Dossier : Arts, lettres et sciencesMagazine N°789 Novembre 2023
Par Jean SALMONA (56)

« Déjà les Ita­liens de Rome avaient trans­por­té le mot vir­tus de l’idée de force à celle de talent, ce qui les a conduits à dire un virtuose. »
Abel-Fran­çois Vil­le­main, Cours de lit­té­ra­ture française

Nicholas Angelich

Ce musi­cien excep­tion­nel, qui nous a quit­tés en 2022 à l’âge de 52 ans, a été évo­qué à plu­sieurs reprises dans ces colonnes, et encore tout récem­ment. On pense tou­jours, de prime abord, à ses inter­pré­ta­tions de Brahms et Pro­ko­fiev. Era­to a eu l’excellente idée de ras­sem­bler un flo­ri­lège d’enregistrements inédits, cap­tés sur le vif. À tra­vers une ving­taine d’œuvres, de Bach à Zem­lins­ky, on découvre un pia­niste qui aura été plus qu’un musi­cien hors normes : un des très grands pia­nistes des XX-XXIe siècles, l’égal d’un Sam­son Fran­çois et d’un Vla­di­mir Horo­witz, et que seule sa modes­tie aura tenu à l’écart des pro­jec­teurs de l’univers médiatique.

Nicho­las Ange­lich pos­sé­dait une tech­nique trans­cen­dante qu’il maî­tri­sait tota­le­ment et qui lui per­met­tait de se concen­trer sur le tou­cher, avec une palette infi­nie de cou­leurs. On ne peut mieux illus­trer ce jeu unique que par trois œuvres de Ravel : Miroirs, Valses nobles et sen­ti­men­tales, et La Valse, éblouis­sante, chef‑d’œuvre d’un jeu pia­nis­tique qui à lui seul jus­ti­fie­rait l’existence de ce coffret.

Clar­té : de Bach, Ange­lich joue la 2e Suite anglaise et les Varia­tions Gold­berg, lumi­neuses. Le même sou­ci de clar­té qui met en évi­dence le moindre détail sans mas­quer l’architecture de la pièce se retrouve dans Liszt, quatre Études d’exécution trans­cen­dante, la Mort d’Iseult (trans­crip­tion), les qua­si ato­naux Nuages gris.

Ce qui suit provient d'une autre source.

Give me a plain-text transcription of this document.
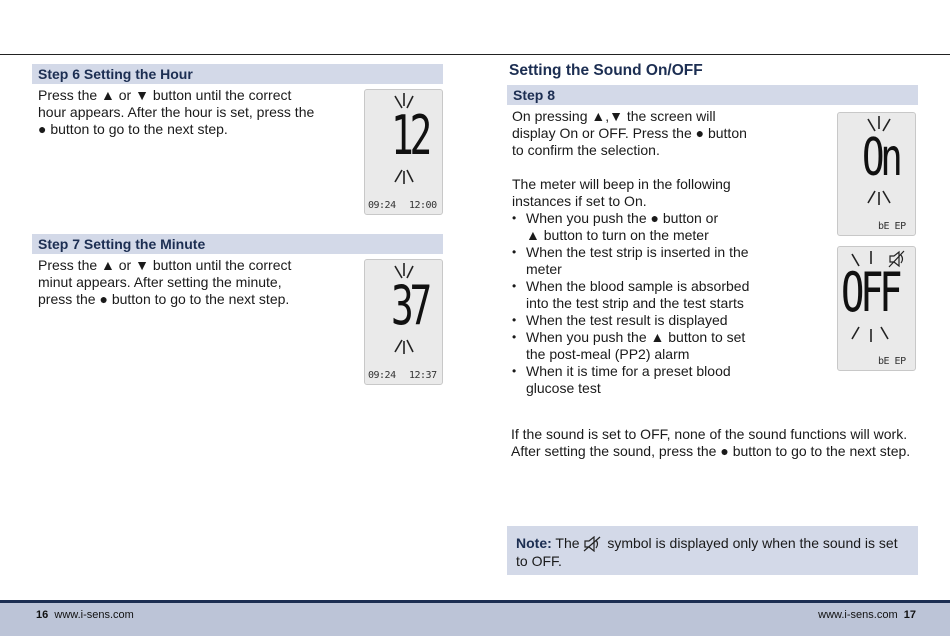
Step 6 Setting the Hour

Press the ▲ or ▼ button until the correct

hour appears. After the hour is set, press the

● button to go to the next step.	12
09:24 12:00
Step 7 Setting the Minute

Press the ▲ or ▼ button until the correct

minut appears. After setting the minute,

press the ● button to go to the next step.	37
09:24 12:37
Setting the Sound On/OFF
Step 8

On pressing ▲,▼ the screen will

display On or OFF. Press the ● button

to confirm the selection.

The meter will beep in the following

instances if set to On.

• When you push the ● button or
▲ button to turn on the meter
• When the test strip is inserted in the
meter
• When the blood sample is absorbed
into the test strip and the test starts
• When the test result is displayed
• When you push the ▲ button to set
the post-meal (PP2) alarm
• When it is time for a preset blood
glucose test
On
bE EP
OFF
bE EP

If the sound is set to OFF, none of the sound functions will work.

After setting the sound, press the ● button to go to the next step.

Note: The  symbol is displayed only when the sound is set
to OFF.
16 www.i-sens.com	www.i-sens.com 17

Citons par­mi les autres pièces : Brahms, les Varia­tions et fugue sur un thème de Haen­del ; Haydn, les Varia­tions en fa mineur, d’un moder­nisme inat­ten­du ; la Sonate « Wald-stein » de Bee­tho­ven, enle­vée avec brio ; le Quin­tette de Franck, avec le Qua­tuor Ébène ; les Tableaux d’une expo­si­tion de Mous­sorg­ski ; la Sonate pour deux pia­nos et per­cus­sion de Bartók, avec Mar­tha Arge­rich ; la Sonate de Berg ; Quatre Fan­tai­sies de Zem­lins­ky ; enfin, de Rach­ma­ni­nov, le 3e Concer­to avec l’Orchestre phil­har­mo­nique de Radio France diri­gé par Chung Myung-whun, et la Rap­so­die sur un thème de Paga­ni­ni avec l’Orchestre natio­nal de Tou­louse diri­gé par Tugan Sokhiev.

Quelques heures de pur bonheur.

7 CD ERATO


Anna Fedorova – Rachmaninov

Anna Fedo­ro­va, remar­quable pia­niste ukrai­nienne, a enre­gis­tré l’intégrale des œuvres de Rach­ma­ni­nov pour pia­no et orchestre avec l’Orchestre sym­pho­nique de Saint-Gall diri­gé par le chef litua­nien Modes­tas Pitrė­nas. Son jeu radieux est bien adap­té à ces œuvres post­ro­man­tiques et la cohé­rence des inter­pré­ta­tions met en évi­dence l’évolution de l’art de Rachmaninov.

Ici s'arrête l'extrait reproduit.